その日も深夜2時を過ぎていて、俺はバイト先の前の道路でタクシーを拾った。
運転手は無愛想な中年の男だった。無言で乗せると、ただ「どこまで?」と聞かれ、俺は自宅の住所を伝えた。

タクシーは静かに走り出した。
深夜の街は静まり返り、車のエンジン音だけが響く。ぼんやり外を眺めていた俺は、次第に違和感を覚えた。

「…遠回りしてないか?」
taxi_horror_scene


いつもなら15分程度で着く道なのに、もう20分以上経っていた。道も見覚えがない。
不審に思って、運転手に声をかけようとしたが、なぜか言葉が出なかった。喉が詰まったように、息がうまくできない。

運転手の背中を見て、さらに異様なものに気がついた。
首が、無い。

いや、正確には、見えないのだ。ヘッドレストの上に顔があるはずなのに、そこは黒くぼやけていた。
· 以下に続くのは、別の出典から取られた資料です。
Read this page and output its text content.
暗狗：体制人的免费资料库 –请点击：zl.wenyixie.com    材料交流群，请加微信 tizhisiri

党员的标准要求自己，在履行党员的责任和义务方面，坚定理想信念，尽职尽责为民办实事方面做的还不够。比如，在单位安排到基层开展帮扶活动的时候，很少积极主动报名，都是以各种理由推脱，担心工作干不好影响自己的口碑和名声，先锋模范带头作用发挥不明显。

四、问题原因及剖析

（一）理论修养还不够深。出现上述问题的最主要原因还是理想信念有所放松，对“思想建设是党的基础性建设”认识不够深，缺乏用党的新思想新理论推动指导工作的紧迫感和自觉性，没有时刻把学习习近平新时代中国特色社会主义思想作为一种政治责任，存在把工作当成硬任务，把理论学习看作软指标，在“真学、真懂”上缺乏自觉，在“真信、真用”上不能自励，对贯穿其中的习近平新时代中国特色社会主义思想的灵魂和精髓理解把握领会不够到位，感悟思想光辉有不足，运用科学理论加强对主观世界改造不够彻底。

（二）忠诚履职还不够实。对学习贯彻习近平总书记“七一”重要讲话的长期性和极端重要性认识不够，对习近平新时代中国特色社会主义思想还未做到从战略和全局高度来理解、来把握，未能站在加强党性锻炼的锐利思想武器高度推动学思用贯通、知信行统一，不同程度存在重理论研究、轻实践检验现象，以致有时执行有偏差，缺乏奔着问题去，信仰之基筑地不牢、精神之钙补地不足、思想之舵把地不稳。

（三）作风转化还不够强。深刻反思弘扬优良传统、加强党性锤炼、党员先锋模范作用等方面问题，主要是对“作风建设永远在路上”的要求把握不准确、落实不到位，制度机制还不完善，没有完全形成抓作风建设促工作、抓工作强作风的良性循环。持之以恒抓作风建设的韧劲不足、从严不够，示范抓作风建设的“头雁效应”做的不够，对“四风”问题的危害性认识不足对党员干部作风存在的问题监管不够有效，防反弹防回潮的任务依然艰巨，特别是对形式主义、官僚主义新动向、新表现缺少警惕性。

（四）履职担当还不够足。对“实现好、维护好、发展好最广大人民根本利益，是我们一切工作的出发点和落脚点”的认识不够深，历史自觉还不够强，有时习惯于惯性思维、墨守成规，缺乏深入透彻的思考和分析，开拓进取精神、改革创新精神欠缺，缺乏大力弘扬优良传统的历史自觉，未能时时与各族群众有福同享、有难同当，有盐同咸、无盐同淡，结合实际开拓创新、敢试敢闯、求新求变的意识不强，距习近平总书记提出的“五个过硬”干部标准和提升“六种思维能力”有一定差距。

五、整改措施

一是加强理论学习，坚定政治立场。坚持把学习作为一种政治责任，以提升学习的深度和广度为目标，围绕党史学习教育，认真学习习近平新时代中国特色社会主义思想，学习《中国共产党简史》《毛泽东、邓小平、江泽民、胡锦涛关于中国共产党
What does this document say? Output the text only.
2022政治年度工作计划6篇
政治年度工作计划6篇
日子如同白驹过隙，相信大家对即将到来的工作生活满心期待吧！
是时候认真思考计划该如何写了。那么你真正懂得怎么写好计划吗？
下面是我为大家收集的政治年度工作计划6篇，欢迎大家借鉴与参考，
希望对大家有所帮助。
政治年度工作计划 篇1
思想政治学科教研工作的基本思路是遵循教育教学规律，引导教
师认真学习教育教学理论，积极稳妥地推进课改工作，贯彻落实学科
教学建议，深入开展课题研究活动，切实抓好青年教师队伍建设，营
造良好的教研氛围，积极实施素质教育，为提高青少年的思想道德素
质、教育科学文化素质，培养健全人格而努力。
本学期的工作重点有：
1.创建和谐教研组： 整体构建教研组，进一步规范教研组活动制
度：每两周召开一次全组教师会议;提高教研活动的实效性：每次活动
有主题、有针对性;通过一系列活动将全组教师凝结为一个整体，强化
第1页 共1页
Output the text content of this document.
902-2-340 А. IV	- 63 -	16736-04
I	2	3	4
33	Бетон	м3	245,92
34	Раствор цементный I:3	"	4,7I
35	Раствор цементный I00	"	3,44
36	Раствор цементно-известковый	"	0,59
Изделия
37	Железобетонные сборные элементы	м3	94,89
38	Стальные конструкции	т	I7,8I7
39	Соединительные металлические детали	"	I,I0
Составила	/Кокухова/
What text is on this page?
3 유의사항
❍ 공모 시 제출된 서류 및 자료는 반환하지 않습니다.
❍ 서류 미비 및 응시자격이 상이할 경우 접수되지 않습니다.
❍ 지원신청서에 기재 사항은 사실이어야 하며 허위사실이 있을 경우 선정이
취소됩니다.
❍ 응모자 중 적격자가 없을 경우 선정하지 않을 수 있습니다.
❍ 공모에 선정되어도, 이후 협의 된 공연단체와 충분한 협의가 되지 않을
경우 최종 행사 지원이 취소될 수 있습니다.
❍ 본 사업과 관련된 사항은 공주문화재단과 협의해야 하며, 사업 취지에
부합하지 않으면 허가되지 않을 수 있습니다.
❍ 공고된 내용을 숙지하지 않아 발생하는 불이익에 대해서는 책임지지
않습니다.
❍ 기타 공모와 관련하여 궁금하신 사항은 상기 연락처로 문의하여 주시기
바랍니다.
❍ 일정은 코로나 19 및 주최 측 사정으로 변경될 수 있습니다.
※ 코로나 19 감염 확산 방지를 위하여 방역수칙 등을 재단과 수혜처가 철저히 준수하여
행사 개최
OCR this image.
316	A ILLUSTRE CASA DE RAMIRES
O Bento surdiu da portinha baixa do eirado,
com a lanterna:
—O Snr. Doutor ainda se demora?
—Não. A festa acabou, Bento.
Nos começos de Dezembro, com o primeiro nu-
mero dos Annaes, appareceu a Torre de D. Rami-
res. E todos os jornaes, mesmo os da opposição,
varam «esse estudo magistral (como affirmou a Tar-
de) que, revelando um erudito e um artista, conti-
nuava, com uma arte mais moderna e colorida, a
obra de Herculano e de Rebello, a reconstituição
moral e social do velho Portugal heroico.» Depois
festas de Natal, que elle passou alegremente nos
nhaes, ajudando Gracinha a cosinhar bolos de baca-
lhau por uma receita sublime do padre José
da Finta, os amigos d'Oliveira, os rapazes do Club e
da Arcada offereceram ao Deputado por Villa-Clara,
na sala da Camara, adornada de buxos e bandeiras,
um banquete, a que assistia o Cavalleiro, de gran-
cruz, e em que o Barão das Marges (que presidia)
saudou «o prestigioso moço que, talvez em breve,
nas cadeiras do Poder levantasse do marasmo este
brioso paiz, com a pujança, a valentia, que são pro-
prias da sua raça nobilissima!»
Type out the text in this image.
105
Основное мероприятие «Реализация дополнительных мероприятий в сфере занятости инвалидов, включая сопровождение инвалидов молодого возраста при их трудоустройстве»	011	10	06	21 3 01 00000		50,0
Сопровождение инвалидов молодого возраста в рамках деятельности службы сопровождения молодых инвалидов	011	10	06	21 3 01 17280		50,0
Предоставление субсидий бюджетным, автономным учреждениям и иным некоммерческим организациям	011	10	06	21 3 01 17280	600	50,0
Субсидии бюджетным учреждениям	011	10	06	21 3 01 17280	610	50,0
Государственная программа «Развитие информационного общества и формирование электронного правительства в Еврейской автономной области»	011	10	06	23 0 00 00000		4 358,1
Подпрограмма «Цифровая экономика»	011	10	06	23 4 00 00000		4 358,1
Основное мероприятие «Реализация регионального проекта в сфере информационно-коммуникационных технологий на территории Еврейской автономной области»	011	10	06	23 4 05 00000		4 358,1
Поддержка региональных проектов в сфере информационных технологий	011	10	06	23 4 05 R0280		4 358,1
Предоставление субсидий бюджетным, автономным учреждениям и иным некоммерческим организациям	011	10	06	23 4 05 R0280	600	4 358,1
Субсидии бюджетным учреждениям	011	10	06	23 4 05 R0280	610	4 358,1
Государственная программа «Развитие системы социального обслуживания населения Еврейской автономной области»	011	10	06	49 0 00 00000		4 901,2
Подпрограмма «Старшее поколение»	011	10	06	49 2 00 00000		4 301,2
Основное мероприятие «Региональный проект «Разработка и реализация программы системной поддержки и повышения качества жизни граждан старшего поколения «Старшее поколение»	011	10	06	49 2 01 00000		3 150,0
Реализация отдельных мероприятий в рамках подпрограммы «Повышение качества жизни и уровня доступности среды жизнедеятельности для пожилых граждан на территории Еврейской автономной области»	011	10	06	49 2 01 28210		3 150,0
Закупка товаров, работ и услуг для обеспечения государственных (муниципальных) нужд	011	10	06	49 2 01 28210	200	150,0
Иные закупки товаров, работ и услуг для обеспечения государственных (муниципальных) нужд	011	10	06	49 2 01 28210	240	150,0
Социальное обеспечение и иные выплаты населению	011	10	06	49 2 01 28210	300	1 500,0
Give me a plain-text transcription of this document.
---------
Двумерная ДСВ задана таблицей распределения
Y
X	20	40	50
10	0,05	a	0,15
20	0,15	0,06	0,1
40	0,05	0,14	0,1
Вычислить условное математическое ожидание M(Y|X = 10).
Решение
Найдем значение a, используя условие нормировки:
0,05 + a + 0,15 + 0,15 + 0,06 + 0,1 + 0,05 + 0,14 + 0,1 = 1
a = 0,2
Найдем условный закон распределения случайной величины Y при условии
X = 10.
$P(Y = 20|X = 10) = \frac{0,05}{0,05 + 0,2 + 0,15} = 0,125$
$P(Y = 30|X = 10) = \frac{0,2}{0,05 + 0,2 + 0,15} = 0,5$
恐怖に駆られて、俺はドアのハンドルを引こうとした。が、開かない。鍵がかかっている。
冷や汗が背中を伝う。

「…どこに向かってるんですか?」

ようやく絞り出した声に、運転手はピクリと反応した。
スローモーションのように、奴はゆっくりと振り向いた。

見えなかった顔が、そこにあった。

口元は引き裂かれたように裂け、歯がむき出しになっていた。
目は、黒い空洞だった。

「ここまで連れてこいって言われてるんでね」

ガタガタと震える俺をよそに、タクシーは細い山道に入っていった。

「どこに…?」

奴は答えなかった。ただ、ミラー越しに俺をじっと見つめていた。

――その後、俺はどうやって逃げたのか覚えていない。
気がついたときには、朝日が差し込む駅前のベンチに座っていた。

携帯を見ると、タクシーを拾ったはずの時間から数時間が経っていた。

あれは夢だったのか?そう思いたかったが、ズボンのポケットに突っ込んでいたタクシーの領収書が、現実を突きつけた。

「運賃 6,660円」

宛名の欄には、こう書かれていた。

「迎えに来ます」

それ以来、俺は深夜のタクシーには二度と乗らないようにしている。